One reliable indication that big-think substance may be gaining traction is that the corporate Democrats feel the need to attack it. The last thing the Democratic Leadership Council wants is a nominee offering meaningful reform. So its agitprop spokesmen, Al From and Bruce Reed, trot out a warning memo, deriding Gephardt's bold stroke as a dangerous symptom of the old "pander virus"--that is, telling people what they want to hear--and advising other candidates to pay no attention to those "activist elites" pushing for a bolder agenda. The DLC's preferred candidate, Senator Joe Lieberman, certainly embraces that strategy, but can you imagine Karl Rove warning Bush about offering big ideas or telling people what they want to hear?

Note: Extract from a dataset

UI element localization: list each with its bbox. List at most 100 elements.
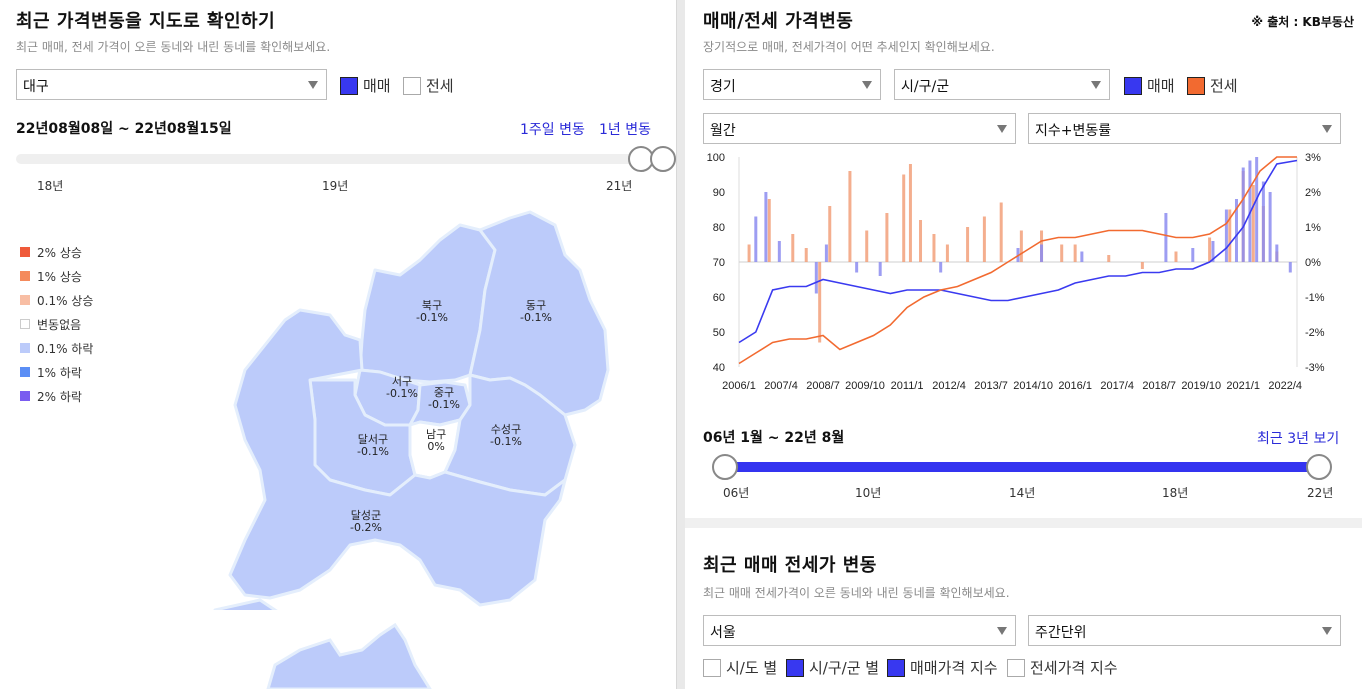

If Democrats want to be taken seriously, candidates will commit themselves to an open convention on the party's platform--lively debates, regional hearings and floor fights that enrich the party's vision of the future, even if some planks are beyond the reach of immediate fulfillment. Former Senator Fred Harris suggests his party borrow Goldwater's old slogan--"a choice, not an echo"--and create the mechanisms to develop policy differences such as a national policy council and grassroots discussion groups ("Paul Wellstone clubs") to carry the debates forward. Many leading Dems will shrink from the prospect of open, raucous disagreements. We hope the "vision primary" will weed them out.